We spent a lovely day in Ikoyi with my cousin and his family starting with Easter brunch at the Wheatbaker hotel. The brunch spread was quite extensive with continental cuisine on one side of the dining room and a buffet of Nigeria food on the other side. I have never seen two kids so excited to see salad, olives, cured meats and such. I guess 8 days of Nigeria food was their limit! The hotel itself was beautifully decorated, nicely kept and the service was on par with the nicer places in New York. Certainly it had to be because it plays host to mostly Nigerian elite and foreign nationals. The funny thing is its owned partially by someone we referred to as uncle, growing up, he was a family friend or a friend of my father..funny how times have changed and how life has changed since moving to New York. I sometime still wonder if moving to New York was a good move for our family, I feel like things could have turned out differently if we had stayed in Nigeria but no use in dreaming about the past right.
I sat at the kids table while the others all sat at a table adjacent to us. I think I was getting to be a bit overwhelmed by the trip myself. I hadn't spent this much time in such close quarters with everyone in a while. Mom had left early that morning and was on her way back to New York so it was really just me, my three sisters and our husbands and kids...oh and my cousin, DT.

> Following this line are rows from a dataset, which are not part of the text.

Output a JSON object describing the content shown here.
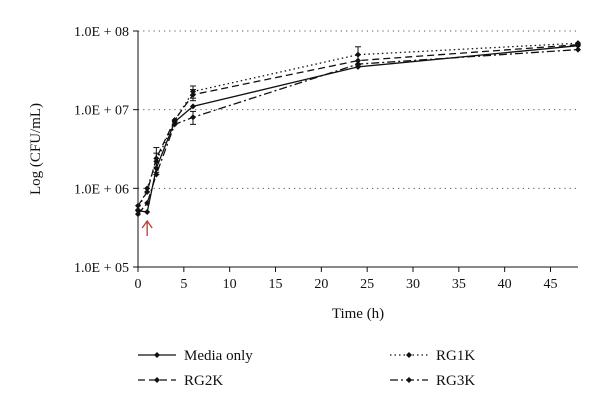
{
  "chart_data": {
    "type": "line",
    "title": "",
    "xlabel": "Time (h)",
    "ylabel": "Log (CFU/mL)",
    "x_scale": "linear",
    "y_scale": "log",
    "xlim": [
      0,
      48
    ],
    "ylim": [
      100000,
      100000000
    ],
    "x_ticks": [
      0,
      5,
      10,
      15,
      20,
      25,
      30,
      35,
      40,
      45
    ],
    "x_tick_labels": [
      "0",
      "5",
      "10",
      "15",
      "20",
      "25",
      "30",
      "35",
      "40",
      "45"
    ],
    "y_ticks": [
      100000,
      1000000,
      10000000,
      100000000
    ],
    "y_tick_labels": [
      "1.0E + 05",
      "1.0E + 06",
      "1.0E + 07",
      "1.0E + 08"
    ],
    "grid": "horizontal dotted",
    "legend_position": "bottom",
    "x": [
      0,
      1,
      2,
      4,
      6,
      24,
      48
    ],
    "series": [
      {
        "name": "Media only",
        "style": "solid",
        "values": [
          520000,
          500000,
          1800000,
          7000000,
          11000000,
          35000000,
          65000000
        ],
        "errors": [
          0,
          0,
          0,
          0,
          0,
          0,
          0
        ]
      },
      {
        "name": "RG1K",
        "style": "dotted",
        "values": [
          530000,
          1000000,
          2200000,
          7200000,
          17000000,
          50000000,
          70000000
        ],
        "errors": [
          0,
          0,
          600000,
          0,
          3000000,
          13000000,
          0
        ]
      },
      {
        "name": "RG2K",
        "style": "dashed",
        "values": [
          600000,
          900000,
          2400000,
          7400000,
          15500000,
          42000000,
          67000000
        ],
        "errors": [
          0,
          0,
          900000,
          0,
          2500000,
          0,
          0
        ]
      },
      {
        "name": "RG3K",
        "style": "dashdot",
        "values": [
          470000,
          650000,
          1500000,
          6500000,
          8000000,
          38000000,
          58000000
        ],
        "errors": [
          0,
          0,
          0,
          0,
          1500000,
          0,
          0
        ]
      }
    ],
    "annotations": [
      {
        "type": "arrow",
        "x": 1,
        "symbol": "↑",
        "color": "#c0392b"
      }
    ]
  }
}
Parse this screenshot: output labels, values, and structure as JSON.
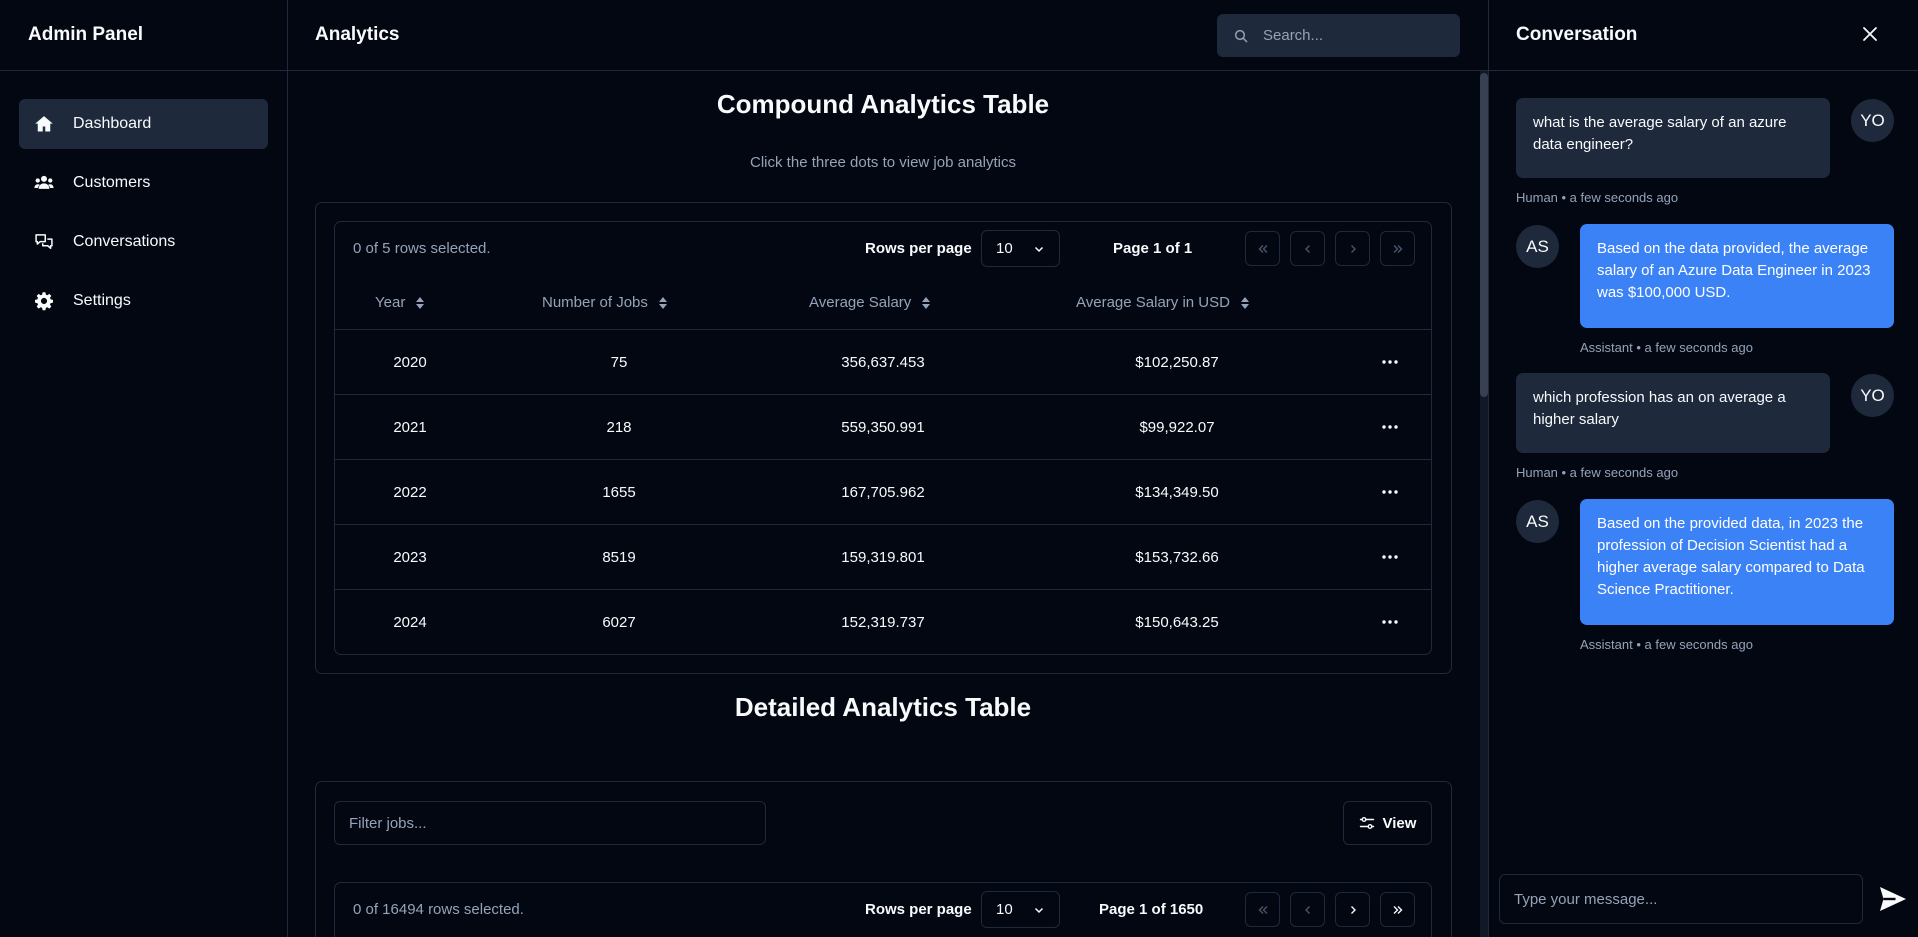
{
  "app": {
    "title": "Admin Panel"
  },
  "sidebar": {
    "items": [
      {
        "label": "Dashboard",
        "icon": "home-icon",
        "active": true
      },
      {
        "label": "Customers",
        "icon": "users-icon",
        "active": false
      },
      {
        "label": "Conversations",
        "icon": "chat-bubbles-icon",
        "active": false
      },
      {
        "label": "Settings",
        "icon": "gear-icon",
        "active": false
      }
    ]
  },
  "header": {
    "title": "Analytics",
    "search_placeholder": "Search..."
  },
  "compound": {
    "title": "Compound Analytics Table",
    "subtitle": "Click the three dots to view job analytics",
    "selected_text": "0 of 5 rows selected.",
    "rows_per_page_label": "Rows per page",
    "rows_per_page": "10",
    "page_info": "Page 1 of 1",
    "columns": [
      "Year",
      "Number of Jobs",
      "Average Salary",
      "Average Salary in USD"
    ],
    "rows": [
      {
        "year": "2020",
        "jobs": "75",
        "avg": "356,637.453",
        "usd": "$102,250.87"
      },
      {
        "year": "2021",
        "jobs": "218",
        "avg": "559,350.991",
        "usd": "$99,922.07"
      },
      {
        "year": "2022",
        "jobs": "1655",
        "avg": "167,705.962",
        "usd": "$134,349.50"
      },
      {
        "year": "2023",
        "jobs": "8519",
        "avg": "159,319.801",
        "usd": "$153,732.66"
      },
      {
        "year": "2024",
        "jobs": "6027",
        "avg": "152,319.737",
        "usd": "$150,643.25"
      }
    ]
  },
  "detailed": {
    "title": "Detailed Analytics Table",
    "filter_placeholder": "Filter jobs...",
    "view_label": "View",
    "selected_text": "0 of 16494 rows selected.",
    "rows_per_page_label": "Rows per page",
    "rows_per_page": "10",
    "page_info": "Page 1 of 1650"
  },
  "chat": {
    "title": "Conversation",
    "messages": [
      {
        "role": "human",
        "avatar": "YO",
        "text": "what is the average salary of an azure data engineer?",
        "meta": "Human • a few seconds ago"
      },
      {
        "role": "assistant",
        "avatar": "AS",
        "text": "Based on the data provided, the average salary of an Azure Data Engineer in 2023 was $100,000 USD.",
        "meta": "Assistant • a few seconds ago"
      },
      {
        "role": "human",
        "avatar": "YO",
        "text": "which profession has an on average a higher salary",
        "meta": "Human • a few seconds ago"
      },
      {
        "role": "assistant",
        "avatar": "AS",
        "text": "Based on the provided data, in 2023 the profession of Decision Scientist had a higher average salary compared to Data Science Practitioner.",
        "meta": "Assistant • a few seconds ago"
      }
    ],
    "input_placeholder": "Type your message..."
  },
  "colors": {
    "background": "#030712",
    "border": "#1e293b",
    "accent": "#3b82f6",
    "muted_text": "#94a3b8"
  }
}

Sim invited us back to his house for some chit chatting and several bottles of champagne which consisted of catching up on life and my aunt telling us to keep having kids before it was too late. She the best, she tells it like it is and doesn't hold back her thoughts. The kids played, his kids had never met us in fact I hadn't seen him since he moved back to Lagos after grad school. It was nice to finally meet his wife and kids. Its never enough time but we take what we can get. We spent so much time together growing up that it never seems like we've been away for so long.
I was intrigued that its a normal occurrence to perpetually have several bottles of chilled champagne in your refrigerator in Nigeria. This is proof for why Nigerians are said to consume the most champagne in the world..well I can understand that.